La norme du 60% du salaire moyen se traduirait donc pas une hausse du salaire minimum dans tous les pays européens.

Cela contribuerait à la fois :

* à augmenter les bas salaires dans chaque pays ;

* à réduire les inégalités à l’intérieur de chaque pays ;

* à réduire quelque peu les pressions en faveur des délocalisations à l’intérieur de l’Union, puisque les pays de l’Europe centrale et orientale (PECO) comptent plutôt parmi ceux qui sont les plus éloignés de la norme.

Sur ce dernier point, il faut prendre la mesure des écarts de salaire minimum au sein de l’Union.

Selon les données Eurostat de juillet 2008 :

* l’écart du salaire minimum mensuels en euros allait de 1 à 14 avec trois pôles : entre 100€ et 350€ (Bulgarie et Roumanie à moins de 140€ ; puis les trois pays Baltes, Hongrie, Tchéquie et Pologne) ; entre 500 et 700 euros (Portugal, Slovénie, Malte, Grèce et Espagne) et plus de 1150 euros (Royaume-Uni, France, Belgique, Pays-Bas, Irlande et Luxembourg) ;

* exprimé en parité de pouvoir d’achats, les écarts sont certes moins élevés, mais vont néanmoins de 1 à 7 (avec toujours les mêmes groupes).

2/ La bonne formulation « Pour un salaire minimum européen égal au minimum à 60% du salaire moyen de chaque pays »

Seuls 20 des 27 pays de l’Union ont un salaire minimum légal national.

Sept pays n’en ont pas : Allemagne, Autriche, Chypre, Danemark, Finlande, Italie, Suède. Dans ces pays existent, en revanche, des dispositifs conventionnels négociés par branche d’activité.

En Autriche, par exemple, le salaire minimum négocié dans l’industrie est traditionnellement élevé (les écarts de salaire y sont plus faibles qu’en France). Dans certaines branches de l’industrie, il s’élève à plus de 80% du salaire moyen de la branche. Il en va de même en Suède.

Par précaution, il est donc sage de demander « un salaire minimum européen égal au minimum à 60% du salaire moyen de chaque pays ».

3/ Par référence au salaire moyen et non au salaire médian (contrairement à ce que préconise le Parti socialiste)

Le salaire médian (celui qui sépare la population en deux : 50 % touchent plus et 50 % touchent mois) est, par construction, toujours inférieur au salaire moyen.

La revendication d’un Smic européen à 60 % n’a de sens qui si on fait référence au salaire moyen et surtout pas au salaire médian.

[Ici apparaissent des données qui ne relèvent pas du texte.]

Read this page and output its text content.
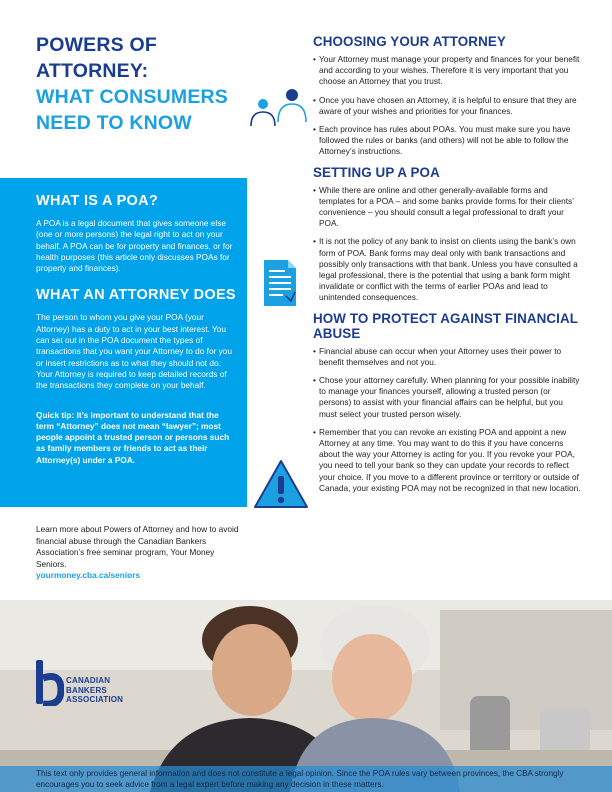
POWERS OF ATTORNEY:
WHAT CONSUMERS NEED TO KNOW
WHAT IS A POA?

A POA is a legal document that gives someone else (one or more persons) the legal right to act on your behalf. A POA can be for property and finances, or for health purposes (this article only discusses POAs for property and finances).

WHAT AN ATTORNEY DOES

The person to whom you give your POA (your Attorney) has a duty to act in your best interest. You can set out in the POA document the types of transactions that you want your Attorney to do for you or insert restrictions as to what they should not do. Your Attorney is required to keep detailed records of the transactions they complete on your behalf.

Quick tip: It’s important to understand that the term “Attorney” does not mean “lawyer”; most people appoint a trusted person or persons such as family members or friends to act as their Attorney(s) under a POA.

Learn more about Powers of Attorney and how to avoid financial abuse through the Canadian Bankers Association’s free seminar program, Your Money Seniors.
yourmoney.cba.ca/seniors
CHOOSING YOUR ATTORNEY
• Your Attorney must manage your property and finances for your benefit and according to your wishes. Therefore it is very important that you choose an Attorney that you trust.
• Once you have chosen an Attorney, it is helpful to ensure that they are aware of your wishes and priorities for your finances.
• Each province has rules about POAs. You must make sure you have followed the rules or banks (and others) will not be able to follow the Attorney’s instructions.
SETTING UP A POA
• While there are online and other generally-available forms and templates for a POA – and some banks provide forms for their clients’ convenience – you should consult a legal professional to draft your POA.
• It is not the policy of any bank to insist on clients using the bank’s own form of POA. Bank forms may deal only with bank transactions and possibly only transactions with that bank. Unless you have consulted a legal professional, there is the potential that using a bank form might invalidate or conflict with the terms of earlier POAs and lead to unintended consequences.
HOW TO PROTECT AGAINST FINANCIAL ABUSE
• Financial abuse can occur when your Attorney uses their power to benefit themselves and not you.
• Chose your attorney carefully. When planning for your possible inability to manage your finances yourself, allowing a trusted person (or persons) to assist with your financial affairs can be helpful, but you must select your trusted person wisely.
• Remember that you can revoke an existing POA and appoint a new Attorney at any time. You may want to do this if you have concerns about the way your Attorney is acting for you. If you revoke your POA, you need to tell your bank so they can update your records to reflect your choice. If you move to a different province or territory or outside of Canada, your existing POA may not be recognized in that new location.
CANADIAN
BANKERS
ASSOCIATION
This text only provides general information and does not constitute a legal opinion. Since the POA rules vary between provinces, the CBA strongly encourages you to seek advice from a legal expert before making any decision in these matters.
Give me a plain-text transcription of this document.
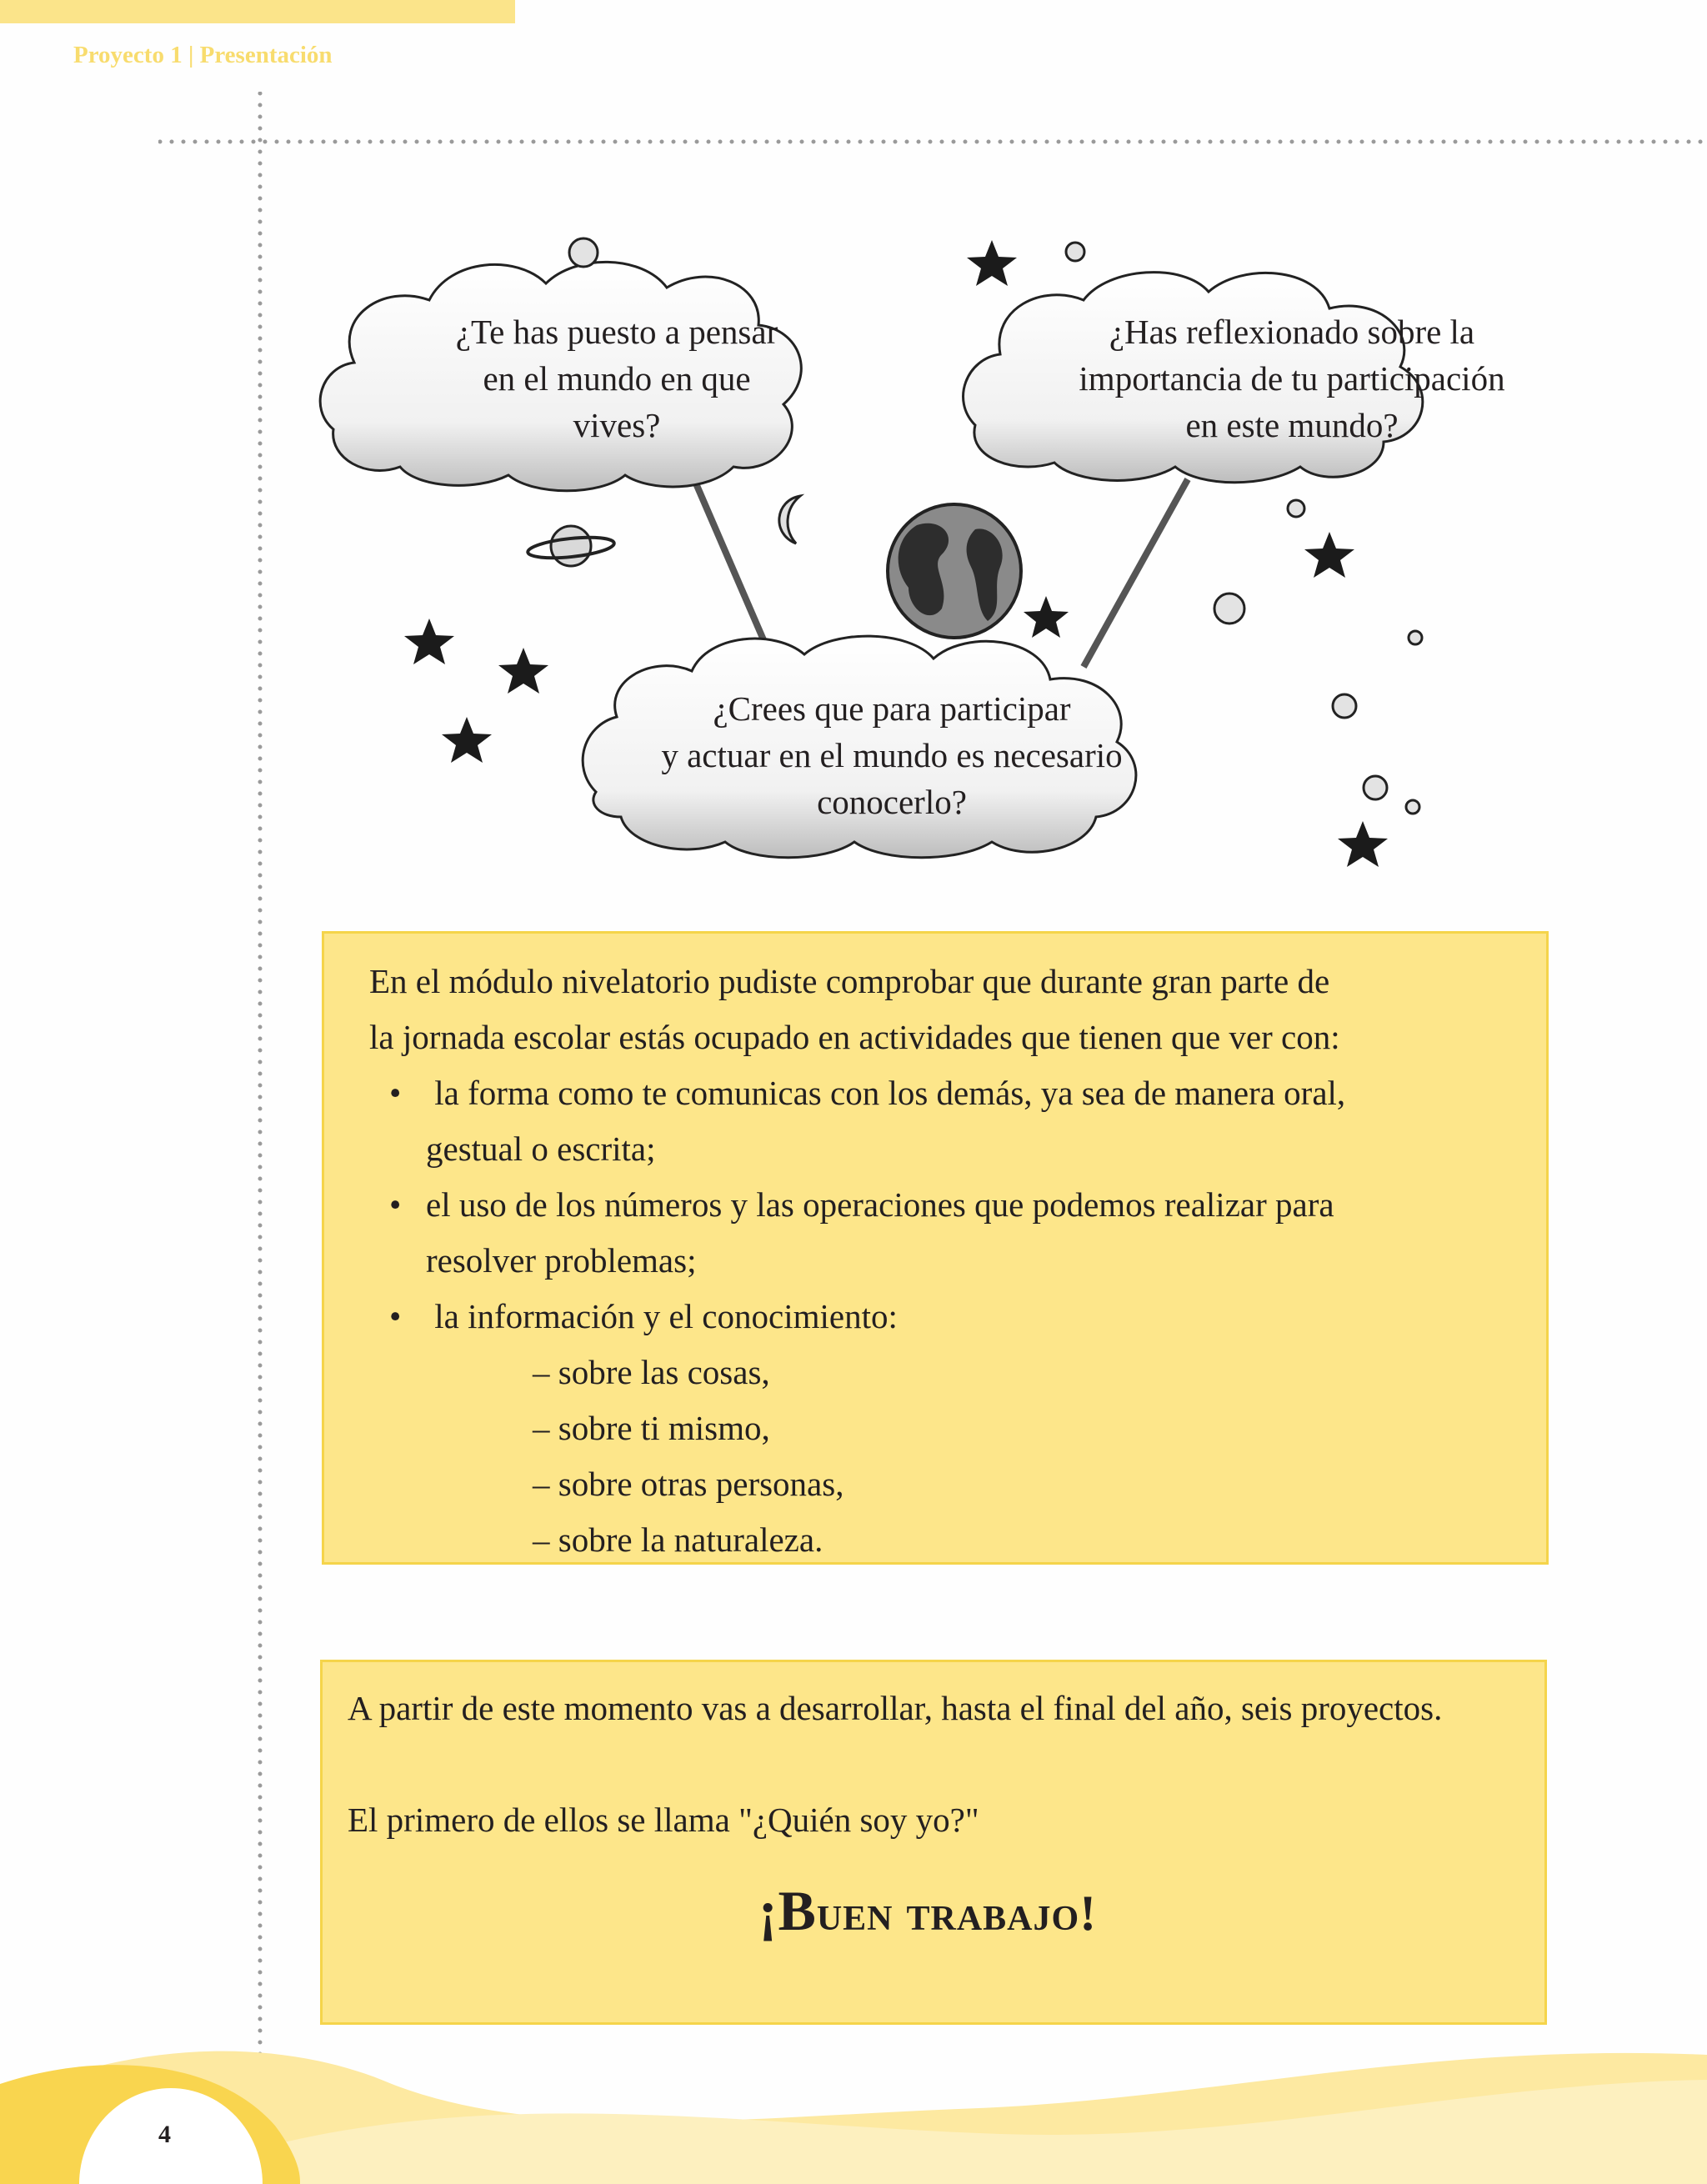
Proyecto 1 | Presentación
¿Te has puesto a pensar
en el mundo en que
vives?
¿Has reflexionado sobre la
importancia de tu participación
en este mundo?
¿Crees que para participar
y actuar en el mundo es necesario
conocerlo?

En el módulo nivelatorio pudiste comprobar que durante gran parte de

la jornada escolar estás ocupado en actividades que tienen que ver con:

• la forma como te comunicas con los demás, ya sea de manera oral,
gestual o escrita;
• el uso de los números y las operaciones que podemos realizar para
resolver problemas;
• la información y el conocimiento:
– sobre las cosas,
– sobre ti mismo,
– sobre otras personas,
– sobre la naturaleza.

A partir de este momento vas a desarrollar, hasta el final del año, seis proyectos.

El primero de ellos se llama "¿Quién soy yo?"

¡Buen trabajo!
4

Et cela pour deux raisons au moins : (i) dans le calcul du salaire moyen, les hauts salaires sont pris en compte (ils tirent le salaire moyen à la hausse), ce qui n’est pas le cas avec le salaire médian. Dit autrement, une hausse des hauts salaires augmente le salaire moyen (et donc le salaire minimum si on le réfère à celui-ci) alors qu’il n’augmente pas le salaire médian ; (ii) très concrètement le salaire net moyen en France est aujourd’hui de l’ordre de 2000 euros (cf. ci-dessous), ce qui donne, avec le critère 60%, un Smic à 1200 nets, alors que le salaire médian net est de l’ordre de 1600 euro, ce qui donne, avec le même critère, un Smic à 960 euros nets... soit moins que ce qu’il est actuellement en France (1037,53 € le 1er juillet 2008) !

Que dit le Parti socialiste à ce sujet ?

Le Manifeste du PSE se contente de la formule suivante : " Nous proposons un Accord européen sur les salaires, garantissant un salaire égal à travail égal et prévoyant l’établissement d’un salaire minimum décent dans tous les Etats membres, soit par la loi, soit par la négociation collective" (Proposition n°16).

Le PS a essayé de « gauchir » un peu le contenu du Manifeste en donnant un chiffre : et cela donne en effet le salaire minimum à 60% du salaire médian ! La résolution du conseil national du PS du 28 février (adoptée à la quasi unanimité est-il indiqué !) propose ainsi : « Des salaires minimaux dans tous les États membres, qui pour nous devraient atteindre 60 % du salaire médian de chacun des pays, étape vers un salaire minimum européen ».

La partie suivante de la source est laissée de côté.